Frensia.id- Tim Akademisi dari Universitas Jember (UNEJ), Syakhira Jasmine Muntasya dan rekan-rekannya, mengungkapkan hasil kajian yang menyoroti perkembangan signifikan dalam pemberantasan korupsi di Indonesia, terutama terkait dengan Indeks Persepsi Korupsi (IPK) negara ini pada tahun 2018.
Berdasarkan penelitian mereka, IPK Indonesia mengalami peningkatan, dengan negara ini naik tujuh peringkat, dari posisi 96 menjadi 89 dari 180 negara. Kenaikan ini menjadi sinyal positif bagi pemberantasan korupsi dan memberikan harapan baru bagi masyarakat bahwa ada perbaikan nyata dalam penegakan hukum terkait korupsi di Indonesia.
Peningkatan ini, menurut para peneliti, adalah hasil dari sejumlah langkah terobosan yang diambil pemerintah, salah satunya adalah kebijakan pencabutan hak politik bagi pelaku tindak pidana berat, termasuk kasus korupsi.
Mantan narapidana kejahatan berat seperti kejahatan seksual terhadap anak, bandar narkoba, dan koruptor dilarang untuk mencalonkan diri sebagai bakal calon anggota legislatif (bacaleg) dalam Pemilu 2019. Langkah ini diyakini merupakan salah satu cara untuk menciptakan efek jera yang kuat, mencegah mereka yang terlibat dalam kejahatan serius agar tidak memiliki akses kembali ke dunia politik.

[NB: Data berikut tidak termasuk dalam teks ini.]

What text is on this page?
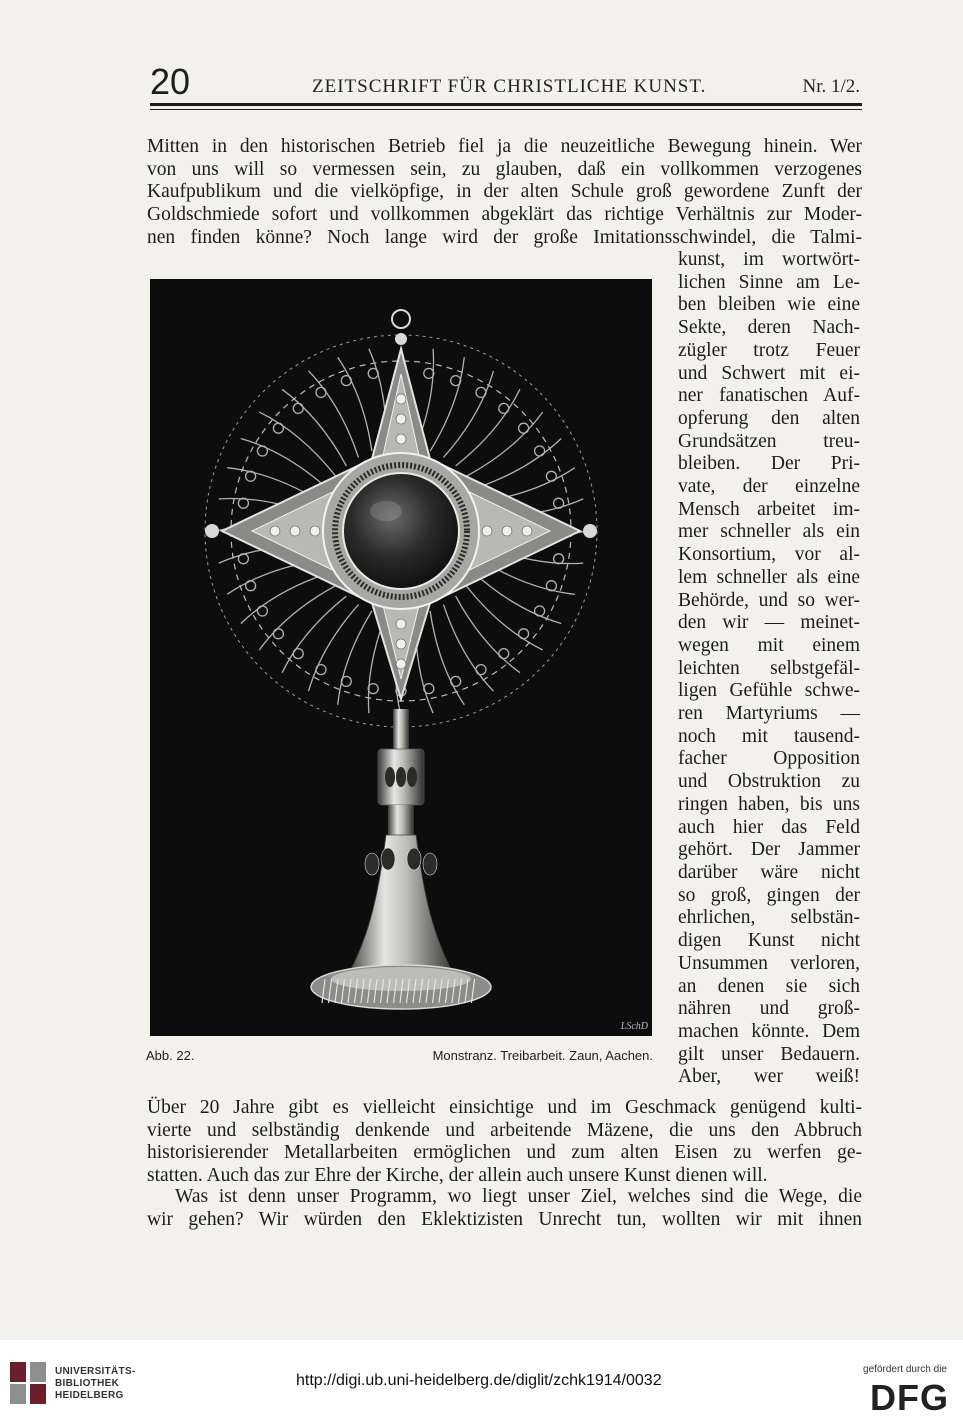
20	ZEITSCHRIFT FÜR CHRISTLICHE KUNST.	Nr. 1/2.

Mitten in den historischen Betrieb fiel ja die neuzeitliche Bewegung hinein. Wer
von uns will so vermessen sein, zu glauben, daß ein vollkommen verzogenes
Kaufpublikum und die vielköpfige, in der alten Schule groß gewordene Zunft der
Goldschmiede sofort und vollkommen abgeklärt das richtige Verhältnis zur Moder-
nen finden könne? Noch lange wird der große Imitationsschwindel, die Talmi-

kunst, im wortwört-
lichen Sinne am Le-
ben bleiben wie eine
Sekte, deren Nach-
zügler trotz Feuer
und Schwert mit ei-
ner fanatischen Auf-
opferung den alten
Grundsätzen treu-
bleiben. Der Pri-
vate, der einzelne
Mensch arbeitet im-
mer schneller als ein
Konsortium, vor al-
lem schneller als eine
Behörde, und so wer-
den wir — meinet-
wegen mit einem
leichten selbstgefäl-
ligen Gefühle schwe-
ren Martyriums —
noch mit tausend-
facher Opposition
und Obstruktion zu
ringen haben, bis uns
auch hier das Feld
gehört. Der Jammer
darüber wäre nicht
so groß, gingen der
ehrlichen, selbstän-
digen Kunst nicht
Unsummen verloren,
an denen sie sich
nähren und groß-
machen könnte. Dem
gilt unser Bedauern.
Aber, wer weiß!
LSchD
Abb. 22.	Monstranz. Treibarbeit. Zaun, Aachen.

Über 20 Jahre gibt es vielleicht einsichtige und im Geschmack genügend kulti-
vierte und selbständig denkende und arbeitende Mäzene, die uns den Abbruch
historisierender Metallarbeiten ermöglichen und zum alten Eisen zu werfen ge-
statten. Auch das zur Ehre der Kirche, der allein auch unsere Kunst dienen will.

Was ist denn unser Programm, wo liegt unser Ziel, welches sind die Wege, die
wir gehen? Wir würden den Eklektizisten Unrecht tun, wollten wir mit ihnen

UNIVERSITÄTS-
BIBLIOTHEK
HEIDELBERG
http://digi.ub.uni-heidelberg.de/diglit/zchk1914/0032
gefördert durch die
DFG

Dalam penelitian ini, Syakhira dan rekan-rekannya menggunakan metode penelitian hukum (legal research) yuridis normatif, dengan pendekatan undang-undang. Pendekatan ini digunakan untuk mengidentifikasi prinsip-prinsip hukum, doktrin, dan aturan yang relevan guna menjawab berbagai isu hukum terkait pembatasan hak politik bagi mantan narapidana korupsi.
Salah satu fokus utama dalam penelitian ini adalah politik hukum yang diterapkan oleh pemerintah dalam pemberantasan korupsi, khususnya dalam upaya membatasi hak politik mantan koruptor.
Kebijakan ini telah memicu diskusi dan pro-kontra di tengah masyarakat. Di satu sisi, banyak pihak yang mendukung langkah pencabutan hak politik ini sebagai upaya penting dalam menciptakan tatanan politik yang lebih bersih dan berintegritas.
Pendukung kebijakan ini berargumen bahwa korupsi adalah kejahatan serius yang tidak hanya merugikan negara secara finansial, tetapi juga merusak moralitas bangsa. Oleh karena itu, mantan pelaku korupsi tidak seharusnya diberi kesempatan kembali ke posisi kekuasaan.
Namun, di sisi lain, terdapat kelompok yang menentang kebijakan ini dengan alasan bahwa pencabutan hak politik dianggap melanggar hak asasi manusia. Mereka berpendapat bahwa mantan narapidana yang telah menyelesaikan hukumannya seharusnya diberi kesempatan untuk kembali ke masyarakat, termasuk menggunakan hak politiknya.
Kelompok ini menyoroti pentingnya rehabilitasi dan reintegrasi mantan narapidana ke dalam kehidupan sosial, tanpa harus terus-menerus menerima stigma.
Meskipun terdapat perdebatan, tim peneliti berpendapat bahwa pencabutan hak politik bagi mantan narapidana korupsi adalah langkah yang tepat untuk menjaga integritas politik di Indonesia. Langkah ini diharapkan mampu mencegah mantan koruptor berpartisipasi dalam politik dan menjaga agar demokrasi Indonesia terus berjalan dengan lebih bersih dan kredibel.
Selain itu, kebijakan ini dipandang sebagai instrumen penting dalam menciptakan efek jera bagi para pelaku korupsi, sekaligus memastikan bahwa hanya individu yang memiliki rekam jejak bersih yang berhak menjadi pemimpin di masa depan.